Druggable targets to contrast Alzheimer's disease: molecular modelling approaches for the drug design process

Alzheimer’s disease (AD) is a neurodegenerative disorder with epidemic proportions, being declared a “global public health priority” by World Health Organization (WHO). Traditional strategies such as targeting acetylcholinesterase (AChE) and N-methyl-D-aspartate receptors (NMDAr) only led to the development of symptomatic treatments with limited efficacy over time. However, several other targets were individuated as druggable macromolecules for AD. Among them, we selected the trace amine-associated receptor 1 (TAAR1), lanthionine synthetase C-like protein-2 (LANCL2) and Sirtuin-2 (SIRT2). Such targets are associated to at least one experimental structure, allowing a structure-based approach in the search of new modulators.

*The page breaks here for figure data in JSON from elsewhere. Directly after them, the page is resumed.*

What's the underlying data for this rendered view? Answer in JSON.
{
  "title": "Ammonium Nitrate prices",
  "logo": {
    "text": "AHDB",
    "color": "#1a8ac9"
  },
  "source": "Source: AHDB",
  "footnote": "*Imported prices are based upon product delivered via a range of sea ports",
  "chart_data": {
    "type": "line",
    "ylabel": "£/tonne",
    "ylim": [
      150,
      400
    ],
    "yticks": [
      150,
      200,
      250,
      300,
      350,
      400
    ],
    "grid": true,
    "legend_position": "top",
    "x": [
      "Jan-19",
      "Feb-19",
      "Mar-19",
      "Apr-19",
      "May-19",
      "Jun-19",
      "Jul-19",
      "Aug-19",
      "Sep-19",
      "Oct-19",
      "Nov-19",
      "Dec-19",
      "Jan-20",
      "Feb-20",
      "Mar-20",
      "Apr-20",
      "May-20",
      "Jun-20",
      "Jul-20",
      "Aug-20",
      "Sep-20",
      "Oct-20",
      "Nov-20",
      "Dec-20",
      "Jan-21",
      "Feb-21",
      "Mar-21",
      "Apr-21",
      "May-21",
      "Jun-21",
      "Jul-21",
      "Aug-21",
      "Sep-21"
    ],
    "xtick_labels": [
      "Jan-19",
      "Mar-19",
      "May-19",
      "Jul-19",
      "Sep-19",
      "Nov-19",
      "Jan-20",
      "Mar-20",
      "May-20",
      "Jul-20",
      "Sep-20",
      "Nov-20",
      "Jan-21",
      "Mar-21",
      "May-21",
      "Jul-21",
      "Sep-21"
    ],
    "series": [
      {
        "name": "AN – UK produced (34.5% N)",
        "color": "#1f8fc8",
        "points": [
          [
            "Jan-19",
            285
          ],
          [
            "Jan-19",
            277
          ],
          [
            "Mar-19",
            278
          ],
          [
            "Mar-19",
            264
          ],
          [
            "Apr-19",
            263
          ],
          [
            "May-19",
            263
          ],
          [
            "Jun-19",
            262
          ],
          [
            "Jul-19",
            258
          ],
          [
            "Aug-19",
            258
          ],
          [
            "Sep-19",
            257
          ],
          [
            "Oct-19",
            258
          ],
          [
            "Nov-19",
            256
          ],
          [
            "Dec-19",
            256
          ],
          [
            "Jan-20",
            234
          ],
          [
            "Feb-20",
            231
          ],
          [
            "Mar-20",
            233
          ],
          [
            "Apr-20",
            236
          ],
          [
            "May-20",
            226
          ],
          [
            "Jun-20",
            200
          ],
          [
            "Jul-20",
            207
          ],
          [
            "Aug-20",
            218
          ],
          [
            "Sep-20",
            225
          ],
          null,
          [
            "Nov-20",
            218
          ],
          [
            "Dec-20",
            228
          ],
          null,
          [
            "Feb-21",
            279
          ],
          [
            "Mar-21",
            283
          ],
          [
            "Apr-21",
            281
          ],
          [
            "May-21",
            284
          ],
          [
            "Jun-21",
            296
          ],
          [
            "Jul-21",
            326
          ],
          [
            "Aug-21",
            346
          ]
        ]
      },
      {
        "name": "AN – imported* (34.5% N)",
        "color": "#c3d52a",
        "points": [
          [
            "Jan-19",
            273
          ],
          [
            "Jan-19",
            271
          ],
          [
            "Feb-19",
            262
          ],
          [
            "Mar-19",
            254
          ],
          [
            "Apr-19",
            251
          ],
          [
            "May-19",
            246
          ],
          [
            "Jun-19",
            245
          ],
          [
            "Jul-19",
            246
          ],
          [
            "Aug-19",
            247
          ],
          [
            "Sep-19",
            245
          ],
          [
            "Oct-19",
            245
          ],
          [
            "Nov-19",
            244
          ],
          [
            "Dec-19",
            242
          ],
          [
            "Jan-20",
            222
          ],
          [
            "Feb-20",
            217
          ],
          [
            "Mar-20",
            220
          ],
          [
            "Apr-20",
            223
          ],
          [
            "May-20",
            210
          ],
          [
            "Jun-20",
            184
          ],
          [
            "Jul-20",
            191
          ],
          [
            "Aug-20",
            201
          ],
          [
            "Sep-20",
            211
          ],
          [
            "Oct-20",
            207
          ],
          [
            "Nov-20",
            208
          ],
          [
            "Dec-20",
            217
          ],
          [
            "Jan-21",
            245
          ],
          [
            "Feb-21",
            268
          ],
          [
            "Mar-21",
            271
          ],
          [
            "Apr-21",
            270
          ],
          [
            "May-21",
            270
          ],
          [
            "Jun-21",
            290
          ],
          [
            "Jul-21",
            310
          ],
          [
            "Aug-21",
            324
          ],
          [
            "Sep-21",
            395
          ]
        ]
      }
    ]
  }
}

The research project employs computational techniques with the final aim to design novel compounds with neurodegeneration-related therapeutic potential. The SIRT2 project involved a structure-based virtual screening (SBVS) campaign, leading to the discovery of novel chemo-types endowed with modest SIRT2 inhibitory activity. Further studies on the target led to individuate novel pyrazolo-pyrimidines and thiazole-based compounds exhibiting ameliorated SIRT2 inhibitory activity. As regards the discovery of LANCL2 agonists, the protein LANCL2 was submitted to a computational study including molecular docking and long molecular dynamic (MD) simulations. In particular, the enzyme in complex with two LANCL2 agonists, abscisic acid (ABA) and BT-11, has been evaluated. The derived pharmacophore model was used for the discovery of a novel LANCL2 agonist (AR-42). A few TAAR1 agonists were recently discovered in a medicinal chemistry effort and computational methods by our group. Such compounds were submitted to extensive docking in the thirteen cryo-electron microscopy (Cryo-EM) structures of TAAR1 followed by clustering and MD simulations. A binding mode of the compounds was proposed, leading to the suggestion of new (potentially) optimized compounds.